No one could be possessed by a ghost without some form of brain damage. Veronica was lucky; she'd been under for a bare few minutes. For a month afterwards, she felt a psychosomatic chill, a constant frost that shivered inside her blood and bones no matter how warm she really was. Heather McNamara lost her fine motor control, but relearned enough skills in time to return to cheerleading before the end of the school year. Heather Duke lost her ability to speak, and was too badly damaged to return to school. Martha sent her care packages in the hospital, mostly consisting of books, although Heather never wrote back.

The story they ended up with cast J.D. not so much as a suicide or murderer, but an imprudent hunter who tried to end a dangerous ghost with extreme and terrible means. After a lot of questioning and partial truths mixed with downright lies, Veronica found the opportunity to steal into the gymnasium alone and take down the packs of thermals. She broke into the Dean house one last time, putting the explosives back where they'd probably been stored before. On impulse, she took the hamster home with her.

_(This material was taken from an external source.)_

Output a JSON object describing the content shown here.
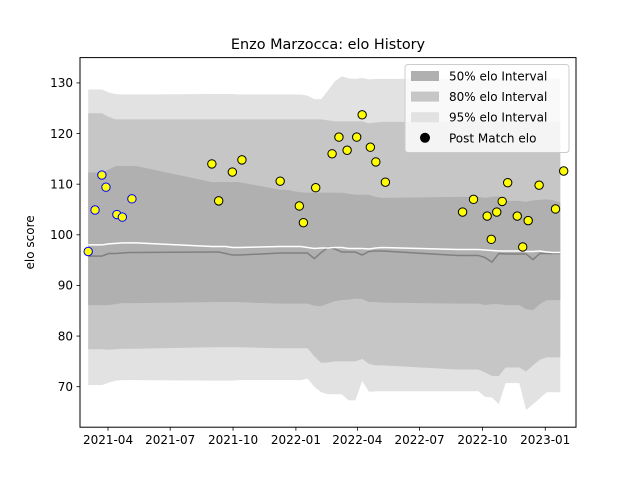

Martha was sad that the boy she'd tried to befriend and then quarreled with had died trying to save her life, perhaps in a misguided way. But although her feelings were sincere, she'd never really known J.D. as a person, and she had newfound confidence in herself and her friends to make her resilient. As soon as her twice-broken bones healed, she walked to the town hospice and persuaded the seer and hunter there to give her a part-time job. She knew she had the ability to be a hunter and save lives, and adopted it as her destiny.

Heather McNamara had a scar across her face from the blast that never quite went away, but it was amazing what you could do with makeup. Veronica and Martha tutored her in math, and she passed out of school with flying colors.

Veronica moved forward. She signed up for student council, made a special effort to talk to the Westerburg bullies and Westerburg victims and those who were both at the same time, and used all the strategies she had on hand to act like a decent person. After she left high school behind her for good, she applied to attend the same removalist academy as Martha.

Veronica wrote in her diary again.

Take what you want and pay for it, says God.

I wanted to be in the shadow of power all my life. I hid behind Heather, I watched J.D. lose control, and I hid from myself. Now I have power and I understand it.

I tried Ms. Fleming's way, I tried J.D.'s way, and they didn't work. Now I'm trying my own way. Sometimes soft power and sometimes hard power works. There is no simple answer. I'm honest with myself and move forward.

I found out that I am the sort of person who will forge a suicide note, shoot a man, or drive an old friend to attempted suicide to protect herself. I don't want to be that sort of person, but I've learnt what power means. You can't give power away or ignore it. You always have to use it, for better or for worse, and even not making a decision is a decision.

I thought that what J.D. did was the only way to destroy the monster we created. He killed without remorse, and I played a role in sentencing him to death.

Would he have killed again if it had gone down another way? I think the answer is 'probably'. In any case, I chose to pull the trigger, and I have to live with the consequences. I sent Martha to re-break her bones in order to destroy Kurt Kelly's ghost, and never told her that he used to be the boy she loved. Then I used J.D. to stop Heather, once and for all, and I was the one left standing at the end.

I've never suffered fools gladly, and Martha suffers fools too much. I use her as a balance. She's forgiven me for my actions, and believes that J.D.'s extreme solution was only because we had no other choice. Did we? When people say there was no choice, they generally mean either that they couldn't think of anything else at the time, or they have a desperate need to believe any other choice would have been even worse.

I truly believe that the shade that rose from Heather's death was different to what she was in reality. When she lived I know I magnified her image more than I had to, like so many others around her did. She was Heather the magnificent giantess, who shook the world with a single word or pout or petulant toss of her golden curls. Who really knew her other than herself? I'm still not sorry that the others are dead, but nor do I know what they might have become if they lived.

If we were all free from Heather, what would we choose to be? I'll ask and keep asking that question.

It's much easier for me to sleep now. I don't know if I'm driven by wanting to give back in some way; not by undoing my mistakes, because I can't do that, but at least by going on in the opposite way. Or maybe I want to stay by Martha's side. Either way, I have work to do. Midnight is over, and I will be there for the next dawn.

Sometimes Veronica dreamed of the possibility of a dark figure in a black trenchcoat walking through her walls into her bedroom, materializing out of thin air with a twisted smile and a ghostly quip. But hunters could never become ghosts, as the stuff they were made of was wholly opposed to them. And in the end he had made a choice.